Шуба двух самоубийц.

С размозженным изнутри затылком, откуда наружу хлынула кровь, залив всю комнату, Кульчицкий упал лицом на стол и так и остался до тех пор, пока не явился полковой доктор и не совершил всех формальностей.

Дедушка ничего не пишет о похоронах. Вероятно, Кульчицкого похоронили, как самоубийцу, без духовенства, где-нибудь за околицей или перед оградой сельского кладбища при звуках ротных барабанов, сыпавших зловещую траурную дробь. И солдаты выходили из казармы, крестились и кланялись, тревожно косясь на мертвый профиль Кульчицкого и на его сложенные на груди руки.

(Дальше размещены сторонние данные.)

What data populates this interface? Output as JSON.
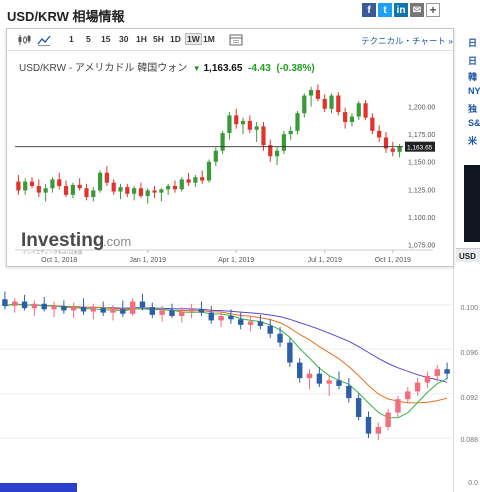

Может быть, кто-нибудь поставил на могиле Кульчицкого крест или камень.

И все о нем забыли.

А ведь у него, наверное, была мать-старушка, и сестра, и брат, для которых он был самым дорогим человеком.

Таким образом, в таврической степи появилась третья могила самоубийцы.

Могилы самоубийц в пустынной степи – какое щемящее душу зрелище!

Сколько раз еще потом мимо этих могил проходили в XIX и XX веках самые различные войска: русские, немецкие, красные, белогвардейские, советские, фашистские, – и, проходя мимо, никто из них уже не знал, что это за надгробия, как они сюда попали, в эти сухие, горькие полынные просторы на подступах к Крымскому полуострову, твердыне России на Черном море.

«Роту Кульчицкого принял поручик Пригара 1-й, славный офицер, из саперов. Пошло время лагеря, опять на том самом месте, где он был в прошлом году. После лагеря – работы на полях землевладельцев. Поездки к помещикам за деньгами. Все как в прошлом году».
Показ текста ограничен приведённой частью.